Uncanny Valley, a new art and performance space, officially opened to the public on Feb. 24, bringing all of these offerings to visitors of its 26-09 Jackon Ave., Long Island City location. It is one of the latest projects from nonprofit group Chashama, which repurposes unused or dormant spaces to create temporary art galleries, studios and theaters.

Uncanny Valley is a combination of all of these. Its opening party featured Balkan no-wave band the Drunkard’s Wife, a play from Williamsburg’s Dome Theater and an installation from artist-in-residence Lisa Ludwig. It holds monthly musical and theatrical evenings, with the next one on March 16 and a reading event the following week, as well as craft and community nights.
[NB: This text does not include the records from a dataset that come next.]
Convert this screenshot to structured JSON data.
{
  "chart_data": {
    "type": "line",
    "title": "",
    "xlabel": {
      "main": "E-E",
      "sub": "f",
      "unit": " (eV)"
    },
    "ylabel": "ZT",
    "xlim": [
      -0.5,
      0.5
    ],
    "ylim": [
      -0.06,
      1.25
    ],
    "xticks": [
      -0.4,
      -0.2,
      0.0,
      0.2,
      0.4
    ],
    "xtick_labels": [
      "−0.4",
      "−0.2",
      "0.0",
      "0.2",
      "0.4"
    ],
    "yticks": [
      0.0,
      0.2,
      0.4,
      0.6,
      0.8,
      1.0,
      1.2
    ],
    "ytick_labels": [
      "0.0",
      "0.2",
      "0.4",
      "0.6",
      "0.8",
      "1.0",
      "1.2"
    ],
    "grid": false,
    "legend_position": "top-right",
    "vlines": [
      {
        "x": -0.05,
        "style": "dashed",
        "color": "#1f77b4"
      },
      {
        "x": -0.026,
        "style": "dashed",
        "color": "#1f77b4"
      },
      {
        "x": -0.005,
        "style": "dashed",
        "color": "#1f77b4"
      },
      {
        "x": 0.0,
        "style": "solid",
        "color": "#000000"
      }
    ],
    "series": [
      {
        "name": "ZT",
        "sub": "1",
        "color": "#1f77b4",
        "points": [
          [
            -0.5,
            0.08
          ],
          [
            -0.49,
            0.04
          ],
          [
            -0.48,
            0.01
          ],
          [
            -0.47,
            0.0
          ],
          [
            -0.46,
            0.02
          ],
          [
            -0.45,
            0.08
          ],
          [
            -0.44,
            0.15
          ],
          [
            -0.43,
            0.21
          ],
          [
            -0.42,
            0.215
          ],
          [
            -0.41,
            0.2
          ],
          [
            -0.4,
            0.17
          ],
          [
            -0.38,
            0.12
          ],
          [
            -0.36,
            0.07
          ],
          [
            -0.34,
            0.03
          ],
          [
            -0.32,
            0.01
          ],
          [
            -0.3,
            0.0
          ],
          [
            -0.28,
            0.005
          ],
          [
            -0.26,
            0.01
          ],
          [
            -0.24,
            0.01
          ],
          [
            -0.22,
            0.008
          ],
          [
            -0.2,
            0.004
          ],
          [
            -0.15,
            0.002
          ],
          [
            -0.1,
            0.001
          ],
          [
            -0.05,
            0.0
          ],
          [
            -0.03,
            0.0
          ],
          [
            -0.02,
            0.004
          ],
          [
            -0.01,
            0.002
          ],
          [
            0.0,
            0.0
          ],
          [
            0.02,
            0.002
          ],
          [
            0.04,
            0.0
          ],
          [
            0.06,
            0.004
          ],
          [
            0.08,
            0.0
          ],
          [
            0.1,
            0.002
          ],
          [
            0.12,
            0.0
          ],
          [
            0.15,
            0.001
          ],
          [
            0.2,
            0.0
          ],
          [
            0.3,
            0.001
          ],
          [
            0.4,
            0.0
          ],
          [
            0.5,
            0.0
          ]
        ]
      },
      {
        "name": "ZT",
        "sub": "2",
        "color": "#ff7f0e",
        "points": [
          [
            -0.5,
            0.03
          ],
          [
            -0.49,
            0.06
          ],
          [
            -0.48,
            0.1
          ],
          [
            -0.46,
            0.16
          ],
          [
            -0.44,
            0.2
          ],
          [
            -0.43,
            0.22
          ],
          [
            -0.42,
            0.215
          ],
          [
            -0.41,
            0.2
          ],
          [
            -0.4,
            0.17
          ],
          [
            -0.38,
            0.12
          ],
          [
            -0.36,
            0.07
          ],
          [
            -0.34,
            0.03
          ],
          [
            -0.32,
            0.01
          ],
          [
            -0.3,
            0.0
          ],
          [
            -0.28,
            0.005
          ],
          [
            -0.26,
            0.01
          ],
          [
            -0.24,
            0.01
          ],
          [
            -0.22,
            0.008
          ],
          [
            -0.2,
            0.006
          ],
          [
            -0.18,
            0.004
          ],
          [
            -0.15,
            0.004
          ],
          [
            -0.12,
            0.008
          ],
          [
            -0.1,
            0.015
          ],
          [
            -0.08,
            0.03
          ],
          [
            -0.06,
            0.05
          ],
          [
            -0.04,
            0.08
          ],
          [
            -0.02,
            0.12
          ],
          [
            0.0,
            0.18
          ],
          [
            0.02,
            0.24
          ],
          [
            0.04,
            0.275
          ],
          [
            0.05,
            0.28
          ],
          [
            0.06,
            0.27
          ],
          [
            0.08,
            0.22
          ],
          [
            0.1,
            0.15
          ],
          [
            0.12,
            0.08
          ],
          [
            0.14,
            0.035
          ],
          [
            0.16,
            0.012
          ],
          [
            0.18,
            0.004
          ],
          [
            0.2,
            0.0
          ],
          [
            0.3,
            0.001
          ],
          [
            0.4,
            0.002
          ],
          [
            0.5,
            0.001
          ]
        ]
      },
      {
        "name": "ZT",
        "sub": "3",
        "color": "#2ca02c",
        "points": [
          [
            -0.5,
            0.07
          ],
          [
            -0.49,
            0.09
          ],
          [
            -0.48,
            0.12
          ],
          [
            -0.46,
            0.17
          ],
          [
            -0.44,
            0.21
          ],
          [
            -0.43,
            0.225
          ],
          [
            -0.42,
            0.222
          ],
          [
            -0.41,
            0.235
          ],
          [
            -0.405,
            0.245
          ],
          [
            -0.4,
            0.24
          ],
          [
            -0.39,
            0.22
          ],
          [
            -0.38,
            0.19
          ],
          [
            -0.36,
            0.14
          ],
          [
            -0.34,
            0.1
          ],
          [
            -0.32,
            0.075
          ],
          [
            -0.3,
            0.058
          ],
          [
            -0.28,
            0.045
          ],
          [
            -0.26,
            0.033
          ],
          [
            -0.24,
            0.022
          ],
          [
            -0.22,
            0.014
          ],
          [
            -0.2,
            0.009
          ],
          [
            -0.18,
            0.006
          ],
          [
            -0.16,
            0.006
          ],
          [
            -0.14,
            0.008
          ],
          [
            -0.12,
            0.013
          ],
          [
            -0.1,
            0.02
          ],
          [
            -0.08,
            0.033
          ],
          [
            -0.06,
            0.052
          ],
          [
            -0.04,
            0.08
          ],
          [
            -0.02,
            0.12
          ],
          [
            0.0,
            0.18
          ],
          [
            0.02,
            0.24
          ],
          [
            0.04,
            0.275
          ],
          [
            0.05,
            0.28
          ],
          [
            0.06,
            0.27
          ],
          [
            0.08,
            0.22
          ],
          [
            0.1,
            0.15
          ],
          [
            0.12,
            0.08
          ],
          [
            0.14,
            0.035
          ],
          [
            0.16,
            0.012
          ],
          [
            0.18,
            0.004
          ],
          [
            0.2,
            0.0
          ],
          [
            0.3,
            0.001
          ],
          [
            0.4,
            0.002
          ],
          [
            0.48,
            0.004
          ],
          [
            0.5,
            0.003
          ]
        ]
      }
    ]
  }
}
The space will also host a series of events after the PS1 Warm Up days on Saturdays throughout the summer.

In addition to being an event venue, Uncanny Valley serves as a workshop space for the National Theater of the United States of America theater company, as it works on a production of “The Golden Veil” that it describes as an “epic micro-spectacle” on its website.

“People can come see the workshop in action. The production value might not be high, but it will be an open and inviting atmosphere and we want people’s feedback,” said Normandy Raven Sherwood, co-director of Uncanny Valley. “The space is not just for the final presentation of work, but all the stages along the way.”

This work-in-progress approach infuses the whole space, and the broader efforts of Chashama, which secured temporary use of the building, as well as two other spaces nearby, including an old Bank of America location, from Manhattan-based Rockrose Development Corp.

“I think it’s a terrific idea,” said Patricia Dunphy, senior vice president of Rockrose Development Corp. “Of course we have certain restrictions in the agreement: It has to be family-friendly, and be sensitive to the community, and it is.”

It was this partnership that helped create the 15,000-square-foot The Palms party in Long Island City last summer, complete with live music, indoor lounge and three pools created from repurposed dumpsters.

Dunphy reached out to Chashama after seeing the group’s 16-foot window display of rotating art exhibitions on 53rd Street in Manhattan, previously the site of the Donnell Library Center until it closed in August 2008. The group currently has more than a dozen spaces throughout the city in addition to Uncanny Valley, including subsidized artist studios, exhibit and rehearsal spaces.

“We’re always looking for new space and proposals for artists,” said Kim Schnaubert, director of development and communications for chashama. “We’ve presented all sorts of independent artists’ work, and really program them according to the needs of the space.”